Asked whether she would support Powell for a second term as Fed chairman in the midst of rising inflation, Yellen deflected.
“That’s a discussion I’m going to have with the president,” Yellen said during an interview that aired on CNBC’s “Closing Bell.”
“I’ve given you my own personal views on inflation,” she continued. “I have a lot of respect for the Federal Reserve. And it’s important for them to make independent judgments about what’s appropriate.”
While they oversee different aspects of U.S. economic policy, Yellen and Powell have for the most part been in agreement over Congress’ efforts to stimulate the American economy in recent months.
As Fed chairman, Powell has been reluctant to weigh in on fiscal policy, but he urged lawmakers throughout 2020 to provide additional support for workers and businesses struggling during the pandemic.
Yellen has been outspoken in her support for further spending in the form of a massive infrastructure deal and President Joe Biden’s American Families Plan.
With Powell’s term set to expire in 2022, Biden faces a tough decision: Stick with former investment banker Powell or select a more progressive nominee to further focus the Fed on issues such as climate change and income inequality.
Powell has generally received positive reviews during his first term as Fed chairman.
Perhaps most impressive was the speed with which Powell and his colleagues embarked on, and successfully instituted, emergency lending and liquidity programs to stabilize the U.S. economy in spring 2020.
Though the U.S. economy did see its unemployment rate hit double digits and gross domestic product growth swoon 31.4% in the second quarter of 2020, economists and lawmakers alike credit the central bank for preventing a more severe crisis.
Powell concluded two days of testimony on Capitol Hill on Thursday, when he told lawmakers that the Fed is monitoring a pickup in inflation and that the U.S. banking system remains strong.
“I want to begin by thanking you, once again,” Sen. John Kennedy, R-La., told Powell on Thursday morning. “We all remember well the spring of 2020, when the world economy almost melted down. It didn’t in substantial part because of the actions that you and your colleagues took. You kept this thing in the middle of the road. Now, some days you had to do it with spit and happy thoughts, but you kept it in the middle of the road.”

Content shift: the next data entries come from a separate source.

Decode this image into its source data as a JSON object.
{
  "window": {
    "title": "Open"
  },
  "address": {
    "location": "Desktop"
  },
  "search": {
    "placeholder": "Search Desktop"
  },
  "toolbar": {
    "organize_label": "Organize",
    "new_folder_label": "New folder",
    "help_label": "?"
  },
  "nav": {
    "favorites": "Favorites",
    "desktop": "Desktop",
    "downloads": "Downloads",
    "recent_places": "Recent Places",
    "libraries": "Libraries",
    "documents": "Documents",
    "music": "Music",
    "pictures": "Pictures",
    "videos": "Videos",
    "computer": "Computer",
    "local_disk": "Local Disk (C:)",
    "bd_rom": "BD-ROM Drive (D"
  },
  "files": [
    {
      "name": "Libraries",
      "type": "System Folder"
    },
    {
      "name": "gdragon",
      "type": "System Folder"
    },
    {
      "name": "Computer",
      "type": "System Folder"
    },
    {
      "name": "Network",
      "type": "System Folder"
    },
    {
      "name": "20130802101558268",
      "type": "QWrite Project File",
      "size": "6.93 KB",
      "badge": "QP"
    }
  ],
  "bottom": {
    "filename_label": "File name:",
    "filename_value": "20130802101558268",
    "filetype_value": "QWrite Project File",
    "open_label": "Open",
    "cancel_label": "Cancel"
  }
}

The Fed continues to purchase $120 billion a month in Treasury or mortgage securities as part of that effort, and it’s kept interest rates near zero since the pandemic began.
Powell has also proved to many that he remains resistant to political pressure, an important trait for the leader of a government institution designed to make monetary policy decisions independent of partisan whims.
Though nominated by Trump, Powell was often the subject of ridicule by the former president, who frequently blamed his Fed chief for less-than-perfect economic growth.
Trump in 2019 compared Powell and his impact on the economy to a “golfer who can’t putt” and insisted, to little effect, that central bank officials keep interest rates low. In tweets, then-President Trump also claimed the country is “doing great with China and other Trade Deals” with “the only problem” being Powell.